Are you the kind of person who has just a few very close friends? Or do you find new friends everywhere you go? Perhaps you’re somewhere in between. Some of us use the word friend casually, while others are very particular in labeling someone else a friend. While there are lots of ways of "doing" friendship, a friend is generally someone who is a source of reliable emotional support and companionship. Over the months that I’ve been researching for a book on the biology and evolution of friendship, one question has come up repeatedly: Is one approach to friendship better than another? And by extension, how many friends do you need?
You absolutely do need some. As recent headlines have declared, society — American society, anyway — is suffering an “epidemic of loneliness.” This has real health consequences. We are evolutionarily geared toward social connection, and our brains and bodies react badly to its lack. Feeling socially isolated has been found to be as dangerous for your health as smoking or obesity. And the difference between having even one or two good friends versus none is where the most significant health benefits are found. A recent study following teenagers into early adulthood found that those with a few close friends had less social anxiety and fewer depressive symptoms than those with wider circles, perhaps because they didn’t spend as much time worrying about popularity.
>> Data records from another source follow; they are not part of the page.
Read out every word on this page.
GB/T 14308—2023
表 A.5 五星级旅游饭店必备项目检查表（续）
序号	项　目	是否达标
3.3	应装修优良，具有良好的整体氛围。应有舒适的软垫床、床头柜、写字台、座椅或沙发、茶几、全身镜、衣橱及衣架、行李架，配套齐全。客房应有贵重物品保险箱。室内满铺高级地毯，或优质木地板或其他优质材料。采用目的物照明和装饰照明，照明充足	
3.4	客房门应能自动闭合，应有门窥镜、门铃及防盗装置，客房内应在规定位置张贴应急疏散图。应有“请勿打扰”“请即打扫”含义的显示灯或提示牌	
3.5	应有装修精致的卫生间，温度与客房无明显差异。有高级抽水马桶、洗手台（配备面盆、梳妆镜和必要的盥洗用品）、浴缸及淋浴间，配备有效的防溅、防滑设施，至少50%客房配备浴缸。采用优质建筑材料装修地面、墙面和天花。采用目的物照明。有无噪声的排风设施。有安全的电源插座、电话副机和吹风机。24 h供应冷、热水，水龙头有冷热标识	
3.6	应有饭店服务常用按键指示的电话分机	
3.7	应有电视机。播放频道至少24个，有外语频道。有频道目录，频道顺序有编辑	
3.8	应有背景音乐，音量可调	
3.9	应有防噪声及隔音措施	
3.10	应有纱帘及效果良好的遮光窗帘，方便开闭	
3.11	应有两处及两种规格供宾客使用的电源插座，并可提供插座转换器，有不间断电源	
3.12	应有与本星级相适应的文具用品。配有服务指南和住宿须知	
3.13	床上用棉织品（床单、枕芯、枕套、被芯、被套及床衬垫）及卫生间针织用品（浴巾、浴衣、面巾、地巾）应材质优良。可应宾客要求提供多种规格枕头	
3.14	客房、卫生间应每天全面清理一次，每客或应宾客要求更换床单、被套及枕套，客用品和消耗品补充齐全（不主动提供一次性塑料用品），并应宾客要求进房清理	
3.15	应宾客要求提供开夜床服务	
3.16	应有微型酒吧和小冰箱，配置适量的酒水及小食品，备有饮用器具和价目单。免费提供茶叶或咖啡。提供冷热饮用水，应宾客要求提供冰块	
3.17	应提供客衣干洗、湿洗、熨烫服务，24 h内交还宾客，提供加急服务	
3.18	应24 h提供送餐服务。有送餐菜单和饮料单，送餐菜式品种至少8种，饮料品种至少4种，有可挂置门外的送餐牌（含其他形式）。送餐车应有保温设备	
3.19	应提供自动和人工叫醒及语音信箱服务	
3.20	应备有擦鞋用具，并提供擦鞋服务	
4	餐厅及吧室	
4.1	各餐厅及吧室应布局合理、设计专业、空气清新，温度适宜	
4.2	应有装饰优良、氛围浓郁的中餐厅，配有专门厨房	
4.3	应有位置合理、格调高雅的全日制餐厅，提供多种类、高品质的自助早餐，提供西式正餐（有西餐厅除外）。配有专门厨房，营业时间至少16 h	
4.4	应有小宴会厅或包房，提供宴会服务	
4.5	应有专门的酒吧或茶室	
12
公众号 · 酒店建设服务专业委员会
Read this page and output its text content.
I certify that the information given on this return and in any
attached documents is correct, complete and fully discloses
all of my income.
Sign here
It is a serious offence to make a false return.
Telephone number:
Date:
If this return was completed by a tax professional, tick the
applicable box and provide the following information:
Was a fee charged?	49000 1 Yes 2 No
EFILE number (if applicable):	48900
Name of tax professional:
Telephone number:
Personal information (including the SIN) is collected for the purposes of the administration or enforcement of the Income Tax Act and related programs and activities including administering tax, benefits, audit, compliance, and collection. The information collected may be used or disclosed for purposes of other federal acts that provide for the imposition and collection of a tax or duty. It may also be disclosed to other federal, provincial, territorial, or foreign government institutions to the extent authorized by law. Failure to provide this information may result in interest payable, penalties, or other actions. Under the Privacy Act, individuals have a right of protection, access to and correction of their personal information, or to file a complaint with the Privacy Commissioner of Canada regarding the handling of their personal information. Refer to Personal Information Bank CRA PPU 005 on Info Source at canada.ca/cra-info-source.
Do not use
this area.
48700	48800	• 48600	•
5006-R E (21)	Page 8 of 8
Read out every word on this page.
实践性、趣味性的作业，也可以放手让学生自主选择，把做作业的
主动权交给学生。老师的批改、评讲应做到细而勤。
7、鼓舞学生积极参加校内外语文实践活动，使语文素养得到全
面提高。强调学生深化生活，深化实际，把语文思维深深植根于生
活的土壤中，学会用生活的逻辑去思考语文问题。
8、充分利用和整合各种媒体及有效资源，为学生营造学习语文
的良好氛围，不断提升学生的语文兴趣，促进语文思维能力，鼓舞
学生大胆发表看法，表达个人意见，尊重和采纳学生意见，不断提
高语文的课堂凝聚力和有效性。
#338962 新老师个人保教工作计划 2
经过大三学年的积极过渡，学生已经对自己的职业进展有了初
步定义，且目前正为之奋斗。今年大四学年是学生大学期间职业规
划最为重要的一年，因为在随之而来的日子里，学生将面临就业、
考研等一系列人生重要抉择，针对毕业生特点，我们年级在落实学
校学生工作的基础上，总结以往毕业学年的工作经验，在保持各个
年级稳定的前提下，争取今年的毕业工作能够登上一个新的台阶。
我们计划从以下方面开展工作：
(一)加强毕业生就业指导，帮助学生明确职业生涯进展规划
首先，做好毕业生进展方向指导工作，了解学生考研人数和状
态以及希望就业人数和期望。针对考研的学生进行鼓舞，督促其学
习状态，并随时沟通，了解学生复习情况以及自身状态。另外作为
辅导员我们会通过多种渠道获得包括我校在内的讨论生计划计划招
Importantly though, there is a wide range in the types of friendship networks that people build over their lives. Why does this matter? For one thing, it’s useful to recognize your tendencies, especially if they might put your health at risk. But also, the better researchers understand the complexities of real-life social interaction, the more effectively they can use that knowledge to help people. Future studies could use the friendship categories that have been identified to follow individuals over time and work out the likelihood that certain styles are associated with different levels of loneliness, well-being, and cognitive functioning.
A team of German psychologists, led by Martina Miche (now Martina Gabrian) at the University of Heidelberg, worked with nearly 2,000 adults ranging in age from 40 to 85. They found that friendship styles fell into four categories (an expanded version of work done a decade before by American sociologist Sarah Matthews):
1. Discerning Friendship Style.
These are people with a few very close friends. Emotional closeness is high. The friendships tend to have lasted a long time, and these folks are less likely to form new friendships in mid-to-late life.
2. Independent Friendship Style.
Those with an independent style don’t maintain that many friendships either, but they’re also less likely to be emotionally close to the friends they have. They’re content to socialize casually. Often their friendships are circumstantial, formed with people they know from school or work, or as neighbors, but not maintained if circumstances change.
3. Selectively Acquisitive Friendship Style.
These are the people who are out there meeting new people all the time. Some in their circle are intimate friends, some are much more casual, but they are all thought of as “friends.” Acquisitive people also tend to have friendships of varied duration — some last decades; others are more fleeting and circumstantial. Selectively acquisitive people, however, are somewhat choosy about which friendships they maintain over longer periods of time, as compared to unconditionally acquisitive people.
4. Unconditionally Acquisitive Friendship Style.
This group has the largest number of friends of the four types. Although the emotional closeness differs friend to friend, it is, on average, relatively low. There’s also a wide range of friendship duration in this group. Overall, this group is more about socializing than emotional support.
In Gabrian’s study, the discerning friendship type was most common, and independent was the least prevalent. Physical health, the amount of time a person had lived in the same place, and the number of contacts with friends in a day all predicted friendship style, as did education levels. Education in particular appears to matter, because it often leads to better social skills. Higher income levels make it easier to socialize more widely — at restaurants and concerts, for instance — and to maintain friendships over longer distances. By contrast, those in poor physical health sometimes retreat from the social world for emotional reasons, or are physically less able to go out.
Do you see yourself in these categories? I do. Someone like me, who has lived in the same city for years, is in relatively good health, and has a college degree, is more likely to be in the selectively acquisitive group — and that sounds about right. But I know people who fit in each category.
Whatever your style, the most critical thing to remember is how important it is to maintain at least one or two quality relationships with friends whom you can call on when you need them.